Even more incredibly and erroneously, and in contradiction to their claim that the high fragment trail was the trail described in the autopsy report, the Clark Panel claimed the high fragment trail lined up with the revised entry site.
This is astounding because the revised entry site (aka the cowlick entry site) is about 4 inches higher than the EOP site given in the autopsy report. Moreover, as Dr. David O. Davis informed the HSCA, the high fragment trail is actually about 5 cm (1.9 inches) above the cowlick entry site (1 HSCA 201). Dr. Gary Aguilar concurs:
Therefore, the trail of fragments is 5 cm higher than the “above-mentioned hole”
[the cowlick entry site]. And so, if extended posteriorly, the fragment trail does not
pass through the “above-mentioned hole,” but 5 cm above it. (
https://history-matters.com/essays/jfkmed/How5Investigations/How5InvestigationsGotItWrong_3.htm)

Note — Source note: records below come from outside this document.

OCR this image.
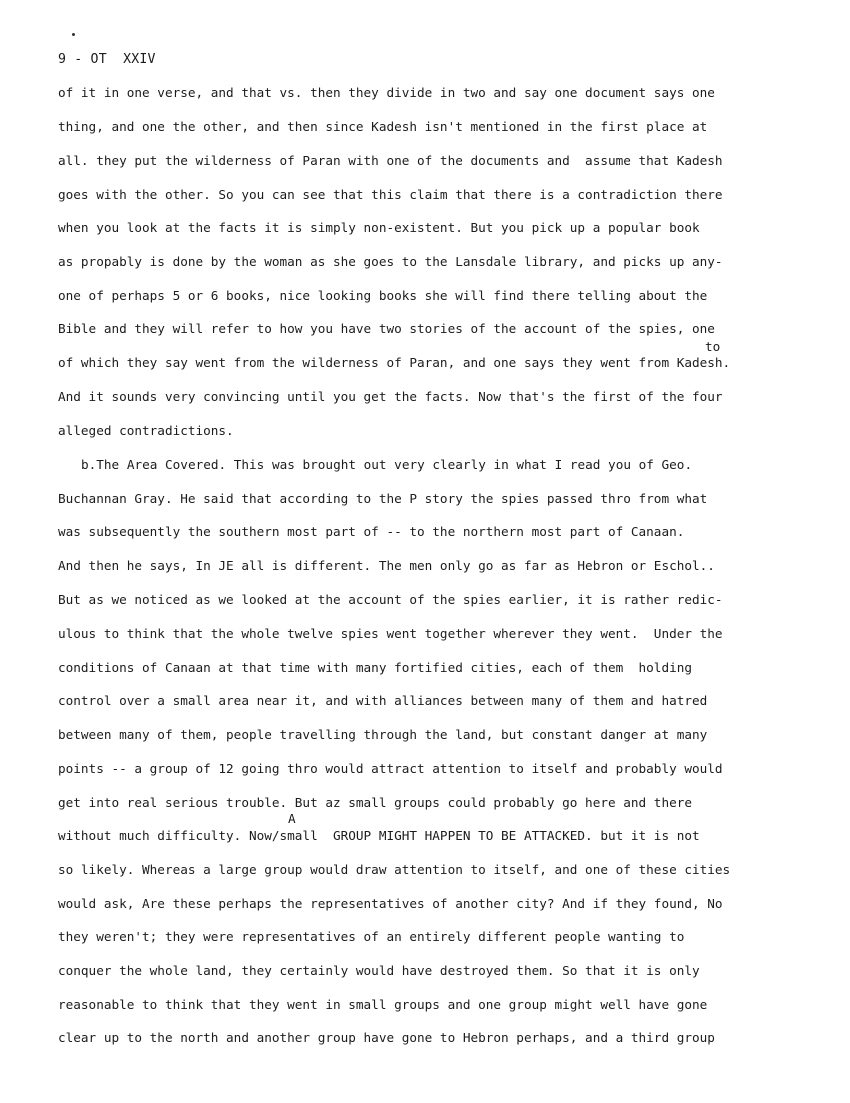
9 - OT  XXIV
of it in one verse, and that vs. then they divide in two and say one document says one
thing, and one the other, and then since Kadesh isn't mentioned in the first place at
all. they put the wilderness of Paran with one of the documents and  assume that Kadesh
goes with the other. So you can see that this claim that there is a contradiction there
when you look at the facts it is simply non-existent. But you pick up a popular book
as propably is done by the woman as she goes to the Lansdale library, and picks up any-
one of perhaps 5 or 6 books, nice looking books she will find there telling about the
Bible and they will refer to how you have two stories of the account of the spies, one
to
of which they say went from the wilderness of Paran, and one says they went from Kadesh.
And it sounds very convincing until you get the facts. Now that's the first of the four
alleged contradictions.
b.The Area Covered. This was brought out very clearly in what I read you of Geo.
Buchannan Gray. He said that according to the P story the spies passed thro from what
was subsequently the southern most part of -- to the northern most part of Canaan.
And then he says, In JE all is different. The men only go as far as Hebron or Eschol..
But as we noticed as we looked at the account of the spies earlier, it is rather redic-
ulous to think that the whole twelve spies went together wherever they went.  Under the
conditions of Canaan at that time with many fortified cities, each of them  holding
control over a small area near it, and with alliances between many of them and hatred
between many of them, people travelling through the land, but constant danger at many
points -- a group of 12 going thro would attract attention to itself and probably would
get into real serious trouble. But az small groups could probably go here and there
A
without much difficulty. Now/small  GROUP MIGHT HAPPEN TO BE ATTACKED. but it is not
so likely. Whereas a large group would draw attention to itself, and one of these cities
would ask, Are these perhaps the representatives of another city? And if they found, No
they weren't; they were representatives of an entirely different people wanting to
conquer the whole land, they certainly would have destroyed them. So that it is only
reasonable to think that they went in small groups and one group might well have gone
clear up to the north and another group have gone to Hebron perhaps, and a third group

So what skull x-rays were the Clark Panel experts examining? The fragment trail they described is nowhere to be seen on the autopsy skull x-rays now in evidence. Either (1) the panel members were legally blind, or (2) they were lying about what the x-rays showed (keep in mind the x-rays had not been released and were not expected to be released for many decades), or (3) they were looking at an earlier version of the altered skull x-rays.
Also, where is the entry site that could explain the fragments in the high fragment trail? Keep in mind that the high fragment trail does not extend to the back of the skull and is
1.9 inches above the now-debunked cowlick entry site. It is concentrated in the right frontal region and dissipates toward the back of the head, and falls well short of the back of the head.

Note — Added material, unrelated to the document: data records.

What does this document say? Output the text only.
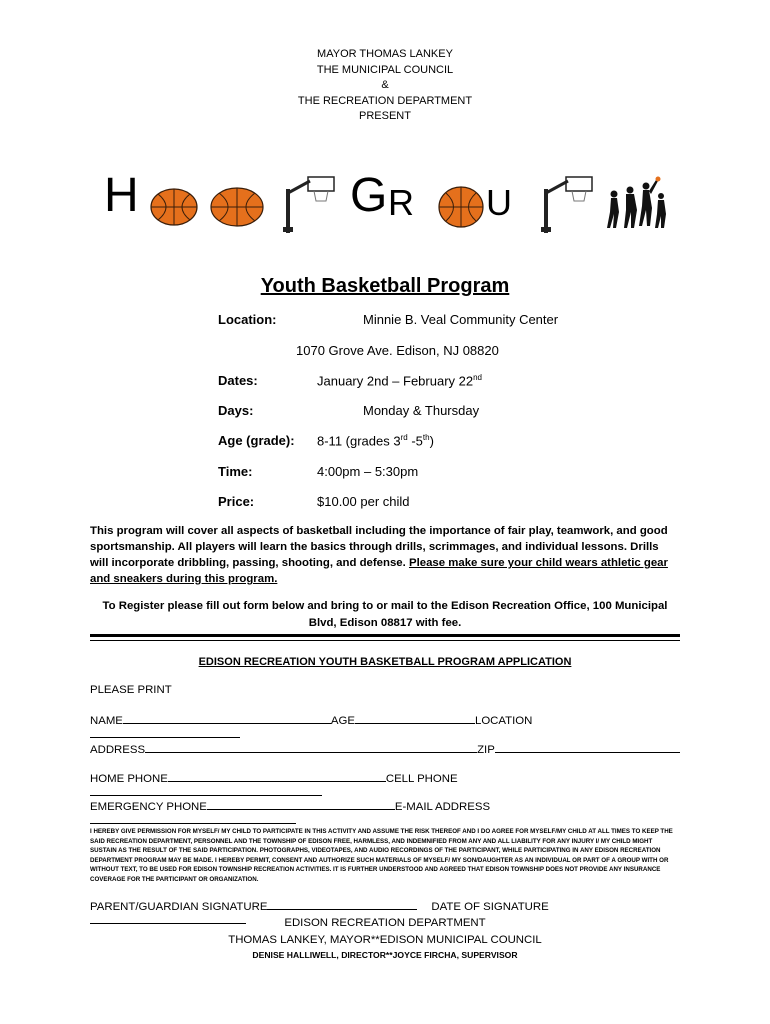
MAYOR THOMAS LANKEY
THE MUNICIPAL COUNCIL
&
THE RECREATION DEPARTMENT
PRESENT
H	G R U
Youth Basketball Program
Location:	Minnie B. Veal Community Center
1070 Grove Ave. Edison, NJ 08820
Dates:	January 2nd – February 22nd
Days:	Monday & Thursday
Age (grade): 8-11 (grades 3rd -5th)
Time:	4:00pm – 5:30pm
Price:	$10.00 per child
This program will cover all aspects of basketball including the importance of fair play, teamwork, and good sportsmanship. All players will learn the basics through drills, scrimmages, and individual lessons. Drills will incorporate dribbling, passing, shooting, and defense. Please make sure your child wears athletic gear and sneakers during this program.
To Register please fill out form below and bring to or mail to the Edison Recreation Office, 100 Municipal Blvd, Edison 08817 with fee.
EDISON RECREATION YOUTH BASKETBALL PROGRAM APPLICATION
PLEASE PRINT
NAME	AGE	LOCATION
ADDRESS	ZIP
HOME PHONE	CELL PHONE
EMERGENCY PHONE	E-MAIL ADDRESS
I HEREBY GIVE PERMISSION FOR MYSELF/ MY CHILD TO PARTICIPATE IN THIS ACTIVITY AND ASSUME THE RISK THEREOF AND I DO AGREE FOR MYSELF/MY CHILD AT ALL TIMES TO KEEP THE SAID RECREATION DEPARTMENT, PERSONNEL AND THE TOWNSHIP OF EDISON FREE, HARMLESS, AND INDEMNIFIED FROM ANY AND ALL LIABILITY FOR ANY INJURY I/ MY CHILD MIGHT SUSTAIN AS THE RESULT OF THE SAID PARTICIPATION. PHOTOGRAPHS, VIDEOTAPES, AND AUDIO RECORDINGS OF THE PARTICIPANT, WHILE PARTICIPATING IN ANY EDISON RECREATION DEPARTMENT PROGRAM MAY BE MADE. I HEREBY PERMIT, CONSENT AND AUTHORIZE SUCH MATERIALS OF MYSELF/ MY SON/DAUGHTER AS AN INDIVIDUAL OR PART OF A GROUP WITH OR WITHOUT TEXT, TO BE USED FOR EDISON TOWNSHIP RECREATION ACTIVITIES. IT IS FURTHER UNDERSTOOD AND AGREED THAT EDISON TOWNSHIP DOES NOT PROVIDE ANY INSURANCE COVERAGE FOR THE PARTICIPANT OR ORGANIZATION.
PARENT/GUARDIAN SIGNATURE	DATE OF SIGNATURE
EDISON RECREATION DEPARTMENT
THOMAS LANKEY, MAYOR**EDISON MUNICIPAL COUNCIL
DENISE HALLIWELL, DIRECTOR**JOYCE FIRCHA, SUPERVISOR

And, again, why does the autopsy report say nothing about the high fragment trail? Why does the autopsy report describe a low fragment trail that is nowhere to be seen on the extant skull x-rays? Try to fathom how even a first-year medical student could have mistaken a fragment trail near the top of the head for a fragment trail that started several inches lower at the EOP and that ran to a point just above the right eye.